In these “exceptional circumstances” the MPC’s remit requires explicitly that Committee balance these considerations and, if necessary, that it set policy with a view to taking somewhat longer to return inflation to target.
That is because so far he and his colleagues have done nothing at all to bring inflation back to target! In fact this very afternoon they will be doing the reverse with yet more easing as they buy another £1.15 billion of UK government bonds.
As usual Ben was wrong.
As yet it’s clear that hasn’t happened to the degree that I, at least, expected.
But he expects us to believe him for next time.

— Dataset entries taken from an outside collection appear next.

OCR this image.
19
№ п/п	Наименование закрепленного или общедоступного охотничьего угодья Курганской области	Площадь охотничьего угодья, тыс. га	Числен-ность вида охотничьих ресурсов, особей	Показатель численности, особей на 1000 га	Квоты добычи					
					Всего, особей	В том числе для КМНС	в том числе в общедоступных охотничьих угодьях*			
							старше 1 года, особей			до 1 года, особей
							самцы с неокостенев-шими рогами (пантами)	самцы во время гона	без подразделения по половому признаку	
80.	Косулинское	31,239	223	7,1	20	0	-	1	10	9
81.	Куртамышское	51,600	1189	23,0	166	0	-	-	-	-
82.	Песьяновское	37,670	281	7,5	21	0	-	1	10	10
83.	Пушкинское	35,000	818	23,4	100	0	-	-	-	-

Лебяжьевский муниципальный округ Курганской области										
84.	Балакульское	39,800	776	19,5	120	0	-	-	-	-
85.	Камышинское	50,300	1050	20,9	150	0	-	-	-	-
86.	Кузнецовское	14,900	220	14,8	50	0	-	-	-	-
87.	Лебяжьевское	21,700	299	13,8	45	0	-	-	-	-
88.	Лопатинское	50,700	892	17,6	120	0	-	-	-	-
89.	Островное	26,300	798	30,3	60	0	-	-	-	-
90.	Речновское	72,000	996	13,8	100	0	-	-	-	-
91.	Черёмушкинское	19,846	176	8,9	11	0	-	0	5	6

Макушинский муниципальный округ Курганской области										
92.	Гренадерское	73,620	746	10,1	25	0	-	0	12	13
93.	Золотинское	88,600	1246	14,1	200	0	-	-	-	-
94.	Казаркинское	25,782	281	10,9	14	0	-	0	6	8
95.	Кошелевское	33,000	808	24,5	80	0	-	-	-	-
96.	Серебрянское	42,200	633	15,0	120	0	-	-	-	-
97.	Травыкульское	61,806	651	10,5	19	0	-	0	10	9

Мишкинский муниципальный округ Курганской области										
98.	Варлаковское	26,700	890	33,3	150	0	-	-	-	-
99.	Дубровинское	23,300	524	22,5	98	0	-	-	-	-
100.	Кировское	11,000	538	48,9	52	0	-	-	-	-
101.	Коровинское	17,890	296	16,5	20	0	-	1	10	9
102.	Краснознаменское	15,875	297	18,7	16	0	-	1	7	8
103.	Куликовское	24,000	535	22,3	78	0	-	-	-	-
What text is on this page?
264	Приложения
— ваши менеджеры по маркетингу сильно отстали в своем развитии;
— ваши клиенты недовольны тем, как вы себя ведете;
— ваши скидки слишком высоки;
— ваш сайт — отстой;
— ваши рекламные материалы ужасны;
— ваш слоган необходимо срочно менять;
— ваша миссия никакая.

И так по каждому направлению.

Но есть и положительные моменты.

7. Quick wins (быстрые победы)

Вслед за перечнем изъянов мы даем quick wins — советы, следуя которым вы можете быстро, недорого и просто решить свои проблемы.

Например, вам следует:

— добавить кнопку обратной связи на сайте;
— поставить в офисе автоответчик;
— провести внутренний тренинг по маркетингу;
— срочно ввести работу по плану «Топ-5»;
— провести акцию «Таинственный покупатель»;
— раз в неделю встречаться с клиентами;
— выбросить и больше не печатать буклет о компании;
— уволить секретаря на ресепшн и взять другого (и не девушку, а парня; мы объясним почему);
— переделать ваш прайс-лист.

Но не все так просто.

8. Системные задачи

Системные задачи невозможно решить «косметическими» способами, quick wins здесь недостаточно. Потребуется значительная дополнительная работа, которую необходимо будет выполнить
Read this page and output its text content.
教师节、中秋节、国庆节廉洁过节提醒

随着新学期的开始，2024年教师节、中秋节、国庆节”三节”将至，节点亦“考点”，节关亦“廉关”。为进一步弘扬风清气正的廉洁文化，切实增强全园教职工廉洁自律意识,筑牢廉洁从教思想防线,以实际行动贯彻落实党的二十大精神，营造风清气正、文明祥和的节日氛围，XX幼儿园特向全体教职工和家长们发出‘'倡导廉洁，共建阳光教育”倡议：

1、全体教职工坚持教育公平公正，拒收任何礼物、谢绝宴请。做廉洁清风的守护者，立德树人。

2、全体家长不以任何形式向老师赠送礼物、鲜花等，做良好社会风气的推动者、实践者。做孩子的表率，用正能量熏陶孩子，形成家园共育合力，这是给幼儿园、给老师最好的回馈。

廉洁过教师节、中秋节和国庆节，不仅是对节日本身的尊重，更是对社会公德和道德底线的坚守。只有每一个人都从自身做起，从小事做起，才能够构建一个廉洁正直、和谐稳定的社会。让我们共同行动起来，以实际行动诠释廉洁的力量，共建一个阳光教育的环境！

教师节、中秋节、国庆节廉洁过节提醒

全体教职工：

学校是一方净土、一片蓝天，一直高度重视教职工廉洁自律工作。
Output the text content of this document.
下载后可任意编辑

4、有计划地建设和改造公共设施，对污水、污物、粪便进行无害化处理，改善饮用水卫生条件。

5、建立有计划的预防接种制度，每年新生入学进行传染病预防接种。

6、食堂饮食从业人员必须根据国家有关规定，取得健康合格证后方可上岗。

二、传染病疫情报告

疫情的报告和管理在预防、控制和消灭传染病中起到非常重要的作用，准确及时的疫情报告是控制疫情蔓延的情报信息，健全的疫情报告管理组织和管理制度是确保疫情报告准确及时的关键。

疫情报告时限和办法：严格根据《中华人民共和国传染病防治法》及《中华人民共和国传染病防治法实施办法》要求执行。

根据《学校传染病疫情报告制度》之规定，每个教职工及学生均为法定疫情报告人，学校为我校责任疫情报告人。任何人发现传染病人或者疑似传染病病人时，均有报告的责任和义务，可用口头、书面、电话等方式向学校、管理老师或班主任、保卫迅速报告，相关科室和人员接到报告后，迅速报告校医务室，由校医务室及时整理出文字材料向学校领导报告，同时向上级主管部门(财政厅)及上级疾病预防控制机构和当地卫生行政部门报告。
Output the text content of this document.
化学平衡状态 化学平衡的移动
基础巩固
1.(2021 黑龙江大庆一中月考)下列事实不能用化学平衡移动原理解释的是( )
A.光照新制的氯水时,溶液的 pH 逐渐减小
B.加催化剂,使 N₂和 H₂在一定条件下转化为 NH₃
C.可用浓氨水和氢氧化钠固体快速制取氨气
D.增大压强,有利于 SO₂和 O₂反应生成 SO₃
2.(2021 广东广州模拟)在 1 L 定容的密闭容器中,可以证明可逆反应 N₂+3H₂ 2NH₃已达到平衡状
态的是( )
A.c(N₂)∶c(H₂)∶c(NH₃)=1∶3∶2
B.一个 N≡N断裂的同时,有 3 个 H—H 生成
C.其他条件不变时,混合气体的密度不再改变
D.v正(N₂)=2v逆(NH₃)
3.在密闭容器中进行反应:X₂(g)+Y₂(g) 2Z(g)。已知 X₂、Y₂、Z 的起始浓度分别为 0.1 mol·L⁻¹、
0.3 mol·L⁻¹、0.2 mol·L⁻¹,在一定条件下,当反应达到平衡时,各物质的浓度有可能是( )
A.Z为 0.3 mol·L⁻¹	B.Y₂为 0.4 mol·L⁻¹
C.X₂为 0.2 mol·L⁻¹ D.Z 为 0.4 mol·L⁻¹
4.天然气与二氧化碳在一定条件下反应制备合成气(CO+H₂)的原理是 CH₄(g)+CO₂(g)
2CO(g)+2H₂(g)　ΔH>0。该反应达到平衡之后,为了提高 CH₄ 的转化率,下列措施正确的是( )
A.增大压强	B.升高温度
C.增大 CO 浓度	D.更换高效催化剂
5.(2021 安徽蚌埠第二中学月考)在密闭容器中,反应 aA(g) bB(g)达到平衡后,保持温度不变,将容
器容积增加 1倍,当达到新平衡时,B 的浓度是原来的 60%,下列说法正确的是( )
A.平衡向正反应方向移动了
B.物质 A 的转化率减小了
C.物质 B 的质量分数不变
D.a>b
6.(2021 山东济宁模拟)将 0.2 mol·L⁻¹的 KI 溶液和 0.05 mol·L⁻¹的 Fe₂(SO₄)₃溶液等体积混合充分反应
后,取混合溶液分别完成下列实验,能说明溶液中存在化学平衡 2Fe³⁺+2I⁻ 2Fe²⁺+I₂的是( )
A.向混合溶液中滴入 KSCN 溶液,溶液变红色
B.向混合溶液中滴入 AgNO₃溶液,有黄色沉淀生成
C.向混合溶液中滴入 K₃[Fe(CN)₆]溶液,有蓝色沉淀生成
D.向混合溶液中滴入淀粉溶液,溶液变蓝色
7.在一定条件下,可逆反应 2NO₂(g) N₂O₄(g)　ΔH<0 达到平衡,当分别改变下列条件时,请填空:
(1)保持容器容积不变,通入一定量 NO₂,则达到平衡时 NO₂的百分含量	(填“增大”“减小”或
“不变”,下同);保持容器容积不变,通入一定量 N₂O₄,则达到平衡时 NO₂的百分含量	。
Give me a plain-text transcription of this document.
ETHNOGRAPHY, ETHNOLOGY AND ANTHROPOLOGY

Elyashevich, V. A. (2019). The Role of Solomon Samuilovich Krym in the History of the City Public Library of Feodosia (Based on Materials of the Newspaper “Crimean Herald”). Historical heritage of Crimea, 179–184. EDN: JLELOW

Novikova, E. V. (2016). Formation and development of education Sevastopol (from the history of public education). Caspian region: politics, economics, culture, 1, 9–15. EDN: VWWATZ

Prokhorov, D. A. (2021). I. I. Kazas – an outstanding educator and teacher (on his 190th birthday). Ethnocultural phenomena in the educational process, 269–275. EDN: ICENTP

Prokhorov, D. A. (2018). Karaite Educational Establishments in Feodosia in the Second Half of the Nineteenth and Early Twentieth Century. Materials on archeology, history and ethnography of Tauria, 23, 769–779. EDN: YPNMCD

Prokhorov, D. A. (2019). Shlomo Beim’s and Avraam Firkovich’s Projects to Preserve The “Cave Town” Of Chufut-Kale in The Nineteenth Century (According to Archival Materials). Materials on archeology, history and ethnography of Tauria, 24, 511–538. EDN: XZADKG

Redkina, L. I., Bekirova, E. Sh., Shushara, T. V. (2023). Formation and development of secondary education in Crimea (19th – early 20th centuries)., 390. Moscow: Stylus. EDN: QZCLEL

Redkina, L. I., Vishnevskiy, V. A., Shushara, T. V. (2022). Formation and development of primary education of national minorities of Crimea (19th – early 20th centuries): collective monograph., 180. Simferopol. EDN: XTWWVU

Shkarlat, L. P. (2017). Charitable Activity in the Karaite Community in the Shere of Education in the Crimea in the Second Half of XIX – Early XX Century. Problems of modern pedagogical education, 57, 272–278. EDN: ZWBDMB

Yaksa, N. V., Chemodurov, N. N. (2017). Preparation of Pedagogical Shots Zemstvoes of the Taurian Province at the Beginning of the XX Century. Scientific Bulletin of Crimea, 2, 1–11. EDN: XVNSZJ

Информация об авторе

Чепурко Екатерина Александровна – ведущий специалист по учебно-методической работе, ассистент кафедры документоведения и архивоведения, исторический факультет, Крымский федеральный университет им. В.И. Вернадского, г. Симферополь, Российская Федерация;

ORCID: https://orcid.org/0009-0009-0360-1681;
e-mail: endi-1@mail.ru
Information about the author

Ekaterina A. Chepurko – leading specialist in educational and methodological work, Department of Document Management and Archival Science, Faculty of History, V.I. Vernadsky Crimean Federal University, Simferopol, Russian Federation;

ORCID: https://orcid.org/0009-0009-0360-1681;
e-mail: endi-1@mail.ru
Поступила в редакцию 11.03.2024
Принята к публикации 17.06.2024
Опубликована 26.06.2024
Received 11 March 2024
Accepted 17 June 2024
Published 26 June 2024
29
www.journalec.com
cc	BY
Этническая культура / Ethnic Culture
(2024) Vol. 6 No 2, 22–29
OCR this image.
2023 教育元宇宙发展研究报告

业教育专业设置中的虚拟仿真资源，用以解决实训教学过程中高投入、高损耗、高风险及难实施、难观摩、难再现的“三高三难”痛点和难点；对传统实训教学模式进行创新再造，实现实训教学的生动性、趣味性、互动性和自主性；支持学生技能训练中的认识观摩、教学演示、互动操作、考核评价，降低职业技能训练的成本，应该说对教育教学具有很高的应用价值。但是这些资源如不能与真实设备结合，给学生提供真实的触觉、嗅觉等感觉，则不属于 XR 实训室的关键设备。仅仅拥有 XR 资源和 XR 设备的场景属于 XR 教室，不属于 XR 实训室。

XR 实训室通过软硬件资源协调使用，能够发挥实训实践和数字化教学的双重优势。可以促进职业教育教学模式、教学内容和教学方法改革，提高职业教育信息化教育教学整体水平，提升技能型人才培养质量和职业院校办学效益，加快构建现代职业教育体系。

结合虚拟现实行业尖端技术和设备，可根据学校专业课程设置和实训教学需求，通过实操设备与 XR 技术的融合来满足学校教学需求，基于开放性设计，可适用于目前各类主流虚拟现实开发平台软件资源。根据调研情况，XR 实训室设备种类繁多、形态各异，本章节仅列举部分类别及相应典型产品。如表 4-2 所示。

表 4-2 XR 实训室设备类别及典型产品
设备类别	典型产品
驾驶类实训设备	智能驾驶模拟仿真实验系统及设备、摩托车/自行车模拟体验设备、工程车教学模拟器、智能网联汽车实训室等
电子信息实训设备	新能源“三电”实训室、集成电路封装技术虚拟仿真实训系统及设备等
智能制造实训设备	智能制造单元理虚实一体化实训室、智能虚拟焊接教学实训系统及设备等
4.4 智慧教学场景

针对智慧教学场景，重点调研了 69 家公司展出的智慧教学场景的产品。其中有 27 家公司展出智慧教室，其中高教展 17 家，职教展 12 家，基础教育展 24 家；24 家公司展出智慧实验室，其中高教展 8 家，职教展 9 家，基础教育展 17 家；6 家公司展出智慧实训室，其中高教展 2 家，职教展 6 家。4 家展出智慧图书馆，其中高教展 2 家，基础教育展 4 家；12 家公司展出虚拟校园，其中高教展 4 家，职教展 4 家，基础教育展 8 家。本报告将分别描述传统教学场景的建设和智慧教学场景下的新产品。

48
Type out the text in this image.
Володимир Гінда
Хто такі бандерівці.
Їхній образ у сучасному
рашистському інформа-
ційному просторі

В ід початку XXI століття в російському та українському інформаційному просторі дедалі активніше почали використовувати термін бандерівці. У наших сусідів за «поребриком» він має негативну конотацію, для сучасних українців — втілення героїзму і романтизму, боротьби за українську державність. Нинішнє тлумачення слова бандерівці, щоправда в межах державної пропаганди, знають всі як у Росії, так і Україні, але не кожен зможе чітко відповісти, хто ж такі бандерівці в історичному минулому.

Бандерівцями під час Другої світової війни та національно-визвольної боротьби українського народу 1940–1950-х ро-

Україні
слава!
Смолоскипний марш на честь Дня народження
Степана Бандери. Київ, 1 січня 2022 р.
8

However, I still think it’s more likely than not – looking a couple of years ahead as we should – that these
pressures on traded goods prices are more likely to subside than intensify.
Also when he voted for rate cuts and a surge in QE back in March 2020 he was not looking 2 years ahead he was looking at that week and that day. As I point out regularly this particular set of goal posts is on wheels so it can be moved easily and may even be motorised these days.
What Ben Broadbent has done with his speech is confirm how right I was that the Yes Minister 4 stage plan would be deployed. I went though it specifically on the 5th of March and let is remind ourselves.
In stage one we say that nothing is going to happen
This is illustrated by the Bank of England Report from January telling is that inflation would be below target this year.
Stage two, we say something may be about to happen, but we should do nothing about it.
That was when it had to admit some inflation was coming but look at the consequences for unemployment! To quote the line of logic exhibited in the speech yesterday.
Then we have the cherry-picking about energy prices.
In stage three, we say that maybe we should do something about it, but there’s nothing we *can* do.
Then finally as illustrated by the sudden talk about lags.
Stage four, we say maybe there was something we could have done, but it’s too late now.